Tuesday, March 24, 2009

Bank Bailout

Big news out of the Obama administration yesterday. The Treasury announced the bank bailout details. I've always had mixed feeling on bailing out banks. Its important that banks don't seal themselves in and protect against more losses by not lending, a fluid credit market is super important.

This is the plan. Banks will offer the assets (risky home loans) they don't want up for auction. Assume that the loans were worth a million dollars if there was no risk. The collection of assets will go to auction where asset management companies can bid on them.
The banks only want to clear the riskiest assets so the assets will be worth considerably less than the million dollars because of the high risk of default. Let say the bidding reaches $100,000. The government will pay over 90% the whole cost of the loan while the private company assumes only minimal risk.

Now I don't know all the details, but I assume the asset management company would be allowed to renegotiate the terms of the loans the acquire.

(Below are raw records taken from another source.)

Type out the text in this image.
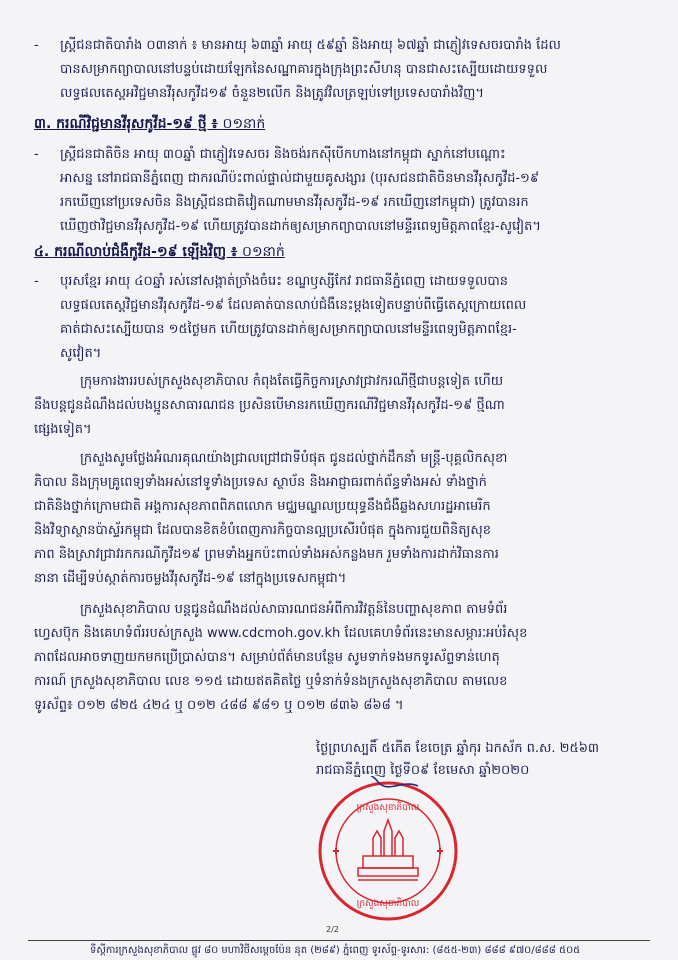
- ស្ត្រីជនជាតិបារាំង ០៣នាក់ ៖ មានអាយុ ៦៣ឆ្នាំ អាយុ ៥៩ឆ្នាំ និងអាយុ ៦៧ឆ្នាំ ជាភ្ញៀវទេសចរបារាំង ដែល
បានសម្រាកព្យាបាលនៅបន្ទប់ដោយឡែកនៃសណ្ឋាគារក្នុងក្រុងព្រះសីហនុ បានជាសះស្បើយដោយទទួល
លទ្ធផលតេស្តអវិជ្ជមានវីរុសកូវីដ១៩ ចំនួន២លើក និងត្រូវវិលត្រឡប់ទៅប្រទេសបារាំងវិញ។
៣. ករណីវិជ្ជមានវីរុសកូវីដ-១៩ ថ្មី ៖ ០១នាក់
- ស្ត្រីជនជាតិចិន អាយុ ៣០ឆ្នាំ ជាភ្ញៀវទេសចរ និងចង់រកស៊ីបើកហាងនៅកម្ពុជា ស្នាក់នៅបណ្តោះ
អាសន្ន នៅរាជធានីភ្នំពេញ ជាករណីប៉ះពាល់ផ្ទាល់ជាមួយគូសង្សារ (បុរសជនជាតិចិនមានវីរុសកូវីដ-១៩
រកឃើញនៅប្រទេសចិន និងស្ត្រីជនជាតិវៀតណាមមានវីរុសកូវីដ-១៩ រកឃើញនៅកម្ពុជា) ត្រូវបានរក
ឃើញថាវិជ្ជមានវីរុសកូវីដ-១៩ ហើយត្រូវបានដាក់ឲ្យសម្រាកព្យាបាលនៅមន្ទីរពេទ្យមិត្តភាពខ្មែរ-សូវៀត។
៤. ករណីលាប់ជំងឺកូវីដ-១៩ ឡើងវិញ ៖ ០១នាក់
- បុរសខ្មែរ អាយុ ៤០ឆ្នាំ រស់នៅសង្កាត់ច្រាំងចំរេះ ខណ្ឌឫស្សីកែវ រាជធានីភ្នំពេញ ដោយទទួលបាន
លទ្ធផលតេស្តវិជ្ជមានវីរុសកូវីដ-១៩ ដែលគាត់បានលាប់ជំងឺនេះម្តងទៀតបន្ទាប់ពីធ្វើតេស្តក្រោយពេល
គាត់ជាសះស្បើយបាន ១៥ថ្ងៃមក ហើយត្រូវបានដាក់ឲ្យសម្រាកព្យាបាលនៅមន្ទីរពេទ្យមិត្តភាពខ្មែរ-
សូវៀត។
ក្រុមការងាររបស់ក្រសួងសុខាភិបាល កំពុងតែធ្វើកិច្ចការស្រាវជ្រាវករណីថ្មីជាបន្តទៀត ហើយ
នឹងបន្តជូនដំណឹងដល់បងប្អូនសាធារណជន ប្រសិនបើមានរកឃើញករណីវិជ្ជមានវីរុសកូវីដ-១៩ ថ្មីណា
ផ្សេងទៀត។
ក្រសួងសូមថ្លែងអំណរគុណយ៉ាងជ្រាលជ្រៅជាទីបំផុត ជូនដល់ថ្នាក់ដឹកនាំ មន្ត្រី-បុគ្គលិកសុខា
ភិបាល និងក្រុមគ្រូពេទ្យទាំងអស់នៅទូទាំងប្រទេស ស្ថាប័ន និងអាជ្ញាធរពាក់ព័ន្ធទាំងអស់ ទាំងថ្នាក់
ជាតិនិងថ្នាក់ក្រោមជាតិ អង្គការសុខភាពពិភពលោក មជ្ឈមណ្ឌលប្រយុទ្ធនឹងជំងឺឆ្លងសហរដ្ឋអាមេរិក
និងវិទ្យាស្ថានប៉ាស្ទ័រកម្ពុជា ដែលបានខិតខំបំពេញភារកិច្ចបានល្អប្រសើរបំផុត ក្នុងការជួយពិនិត្យសុខ
ភាព និងស្រាវជ្រាវរកករណីកូវីដ១៩ ព្រមទាំងអ្នកប៉ះពាល់ទាំងអស់កន្លងមក រួមទាំងការដាក់វិធានការ
នានា ដើម្បីទប់ស្កាត់ការចម្លងវីរុសកូវីដ-១៩ នៅក្នុងប្រទេសកម្ពុជា។
ក្រសួងសុខាភិបាល បន្តជូនដំណឹងដល់សាធារណជនអំពីការវិវត្តន៍នៃបញ្ហាសុខភាព តាមទំព័រ
ហ្វេសប៊ុក និងគេហទំព័ររបស់ក្រសួង www.cdcmoh.gov.kh ដែលគេហទំព័រនេះមានសម្ភារៈអប់រំសុខ
ភាពដែលអាចទាញយកមកប្រើប្រាស់បាន។ សម្រាប់ព័ត៌មានបន្ថែម សូមទាក់ទងមកទូរស័ព្ទទាន់ហេតុ
ការណ៍ ក្រសួងសុខាភិបាល លេខ ១១៥ ដោយឥតគិតថ្លៃ ឬទំនាក់ទំនងក្រសួងសុខាភិបាល តាមលេខ
ទូរស័ព្ទ៖ ០១២ ៨២៥ ៤២៤ ឬ ០១២ ៤៨៨ ៩៨១ ឬ ០១២ ៨៣៦ ៨៦៨ ។
ថ្ងៃព្រហស្បតិ៍ ៥កើត ខែចេត្រ ឆ្នាំកុរ ឯកស័ក ព.ស. ២៥៦៣
រាជធានីភ្នំពេញ ថ្ងៃទី០៩ ខែមេសា ឆ្នាំ២០២០
ក្រសួងសុខាភិបាល
ក្រសួងសុខាភិបាល
2/2
ទីស្តីការក្រសួងសុខាភិបាល ផ្លូវ ៨០ មហាវិថីសម្តេចប៉ែន នុត (២៨៩) ភ្នំពេញ ទូរស័ព្ទ-ទូរសារ: (៨៥៥-២៣) ៨៨៨ ៩៧០/៨៨៨ ៥០៥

Now if the assets turn out well and they end up collecting 200,000 on the loans. The government and private company split the 200,000 evenly. Everyone goes home happy especially the asset managers, they invested less than 10,000 of their money and were able to collect 100,000. If the assets fall in value, the government (taxpayers) takes a pretty big hit.

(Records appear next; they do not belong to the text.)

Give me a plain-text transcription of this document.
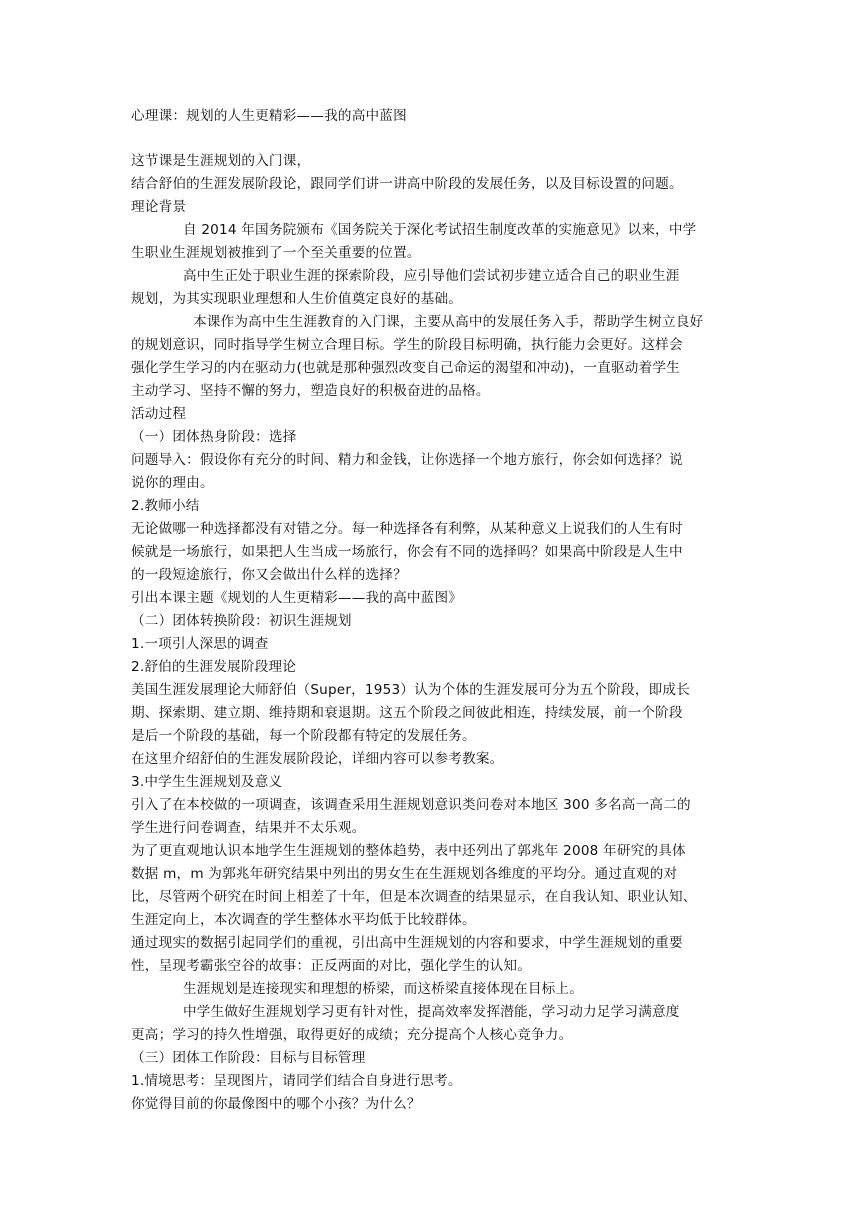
心理课：规划的人生更精彩——我的高中蓝图
这节课是生涯规划的入门课，
结合舒伯的生涯发展阶段论，跟同学们讲一讲高中阶段的发展任务，以及目标设置的问题。
理论背景
自 2014 年国务院颁布《国务院关于深化考试招生制度改革的实施意见》以来，中学
生职业生涯规划被推到了一个至关重要的位置。
高中生正处于职业生涯的探索阶段，应引导他们尝试初步建立适合自己的职业生涯
规划，为其实现职业理想和人生价值奠定良好的基础。
本课作为高中生生涯教育的入门课，主要从高中的发展任务入手，帮助学生树立良好
的规划意识，同时指导学生树立合理目标。学生的阶段目标明确，执行能力会更好。这样会
强化学生学习的内在驱动力(也就是那种强烈改变自己命运的渴望和冲动)，一直驱动着学生
主动学习、坚持不懈的努力，塑造良好的积极奋进的品格。
活动过程
（一）团体热身阶段：选择
问题导入：假设你有充分的时间、精力和金钱，让你选择一个地方旅行，你会如何选择？说
说你的理由。
2.教师小结
无论做哪一种选择都没有对错之分。每一种选择各有利弊，从某种意义上说我们的人生有时
候就是一场旅行，如果把人生当成一场旅行，你会有不同的选择吗？如果高中阶段是人生中
的一段短途旅行，你又会做出什么样的选择？
引出本课主题《规划的人生更精彩——我的高中蓝图》
（二）团体转换阶段：初识生涯规划
1.一项引人深思的调查
2.舒伯的生涯发展阶段理论
美国生涯发展理论大师舒伯（Super，1953）认为个体的生涯发展可分为五个阶段，即成长
期、探索期、建立期、维持期和衰退期。这五个阶段之间彼此相连，持续发展，前一个阶段
是后一个阶段的基础，每一个阶段都有特定的发展任务。
在这里介绍舒伯的生涯发展阶段论，详细内容可以参考教案。
3.中学生生涯规划及意义
引入了在本校做的一项调查，该调查采用生涯规划意识类问卷对本地区 300 多名高一高二的
学生进行问卷调查，结果并不太乐观。
为了更直观地认识本地学生生涯规划的整体趋势，表中还列出了郭兆年 2008 年研究的具体
数据 m，m 为郭兆年研究结果中列出的男女生在生涯规划各维度的平均分。通过直观的对
比，尽管两个研究在时间上相差了十年，但是本次调查的结果显示，在自我认知、职业认知、
生涯定向上，本次调查的学生整体水平均低于比较群体。
通过现实的数据引起同学们的重视，引出高中生涯规划的内容和要求，中学生涯规划的重要
性，呈现考霸张空谷的故事：正反两面的对比，强化学生的认知。
生涯规划是连接现实和理想的桥梁，而这桥梁直接体现在目标上。
中学生做好生涯规划学习更有针对性，提高效率发挥潜能，学习动力足学习满意度
更高；学习的持久性增强，取得更好的成绩；充分提高个人核心竞争力。
（三）团体工作阶段：目标与目标管理
1.情境思考：呈现图片，请同学们结合自身进行思考。
你觉得目前的你最像图中的哪个小孩？为什么？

Now the plan is obviously very controversial. Here are the positives: It takes the bad assets off the banks balance sheets and hopefully frees them up to loan more money. It leaves the asset management to professionals and keeps open the possibility the government can make a profit.

The cons: If the plan fails, it falls hard and the taxpayers bite the bullet yet again. The government is buying the riskiest assets and though auctions are usually the best way to accurately price something, the fact that the government is footing the bill will inflate prices because the companies know they are assuming minimal risk.

I'm still very so-so on the plan. The banks with the bad assets have an incentive to work directly with the lendees to work out a plan without the need for government intervention. However, if your number one priority is to get banks lending, the plan will accomplish that.

This is another arm of the Obama's overall strategy for the economy, we'll all have to see together if it works.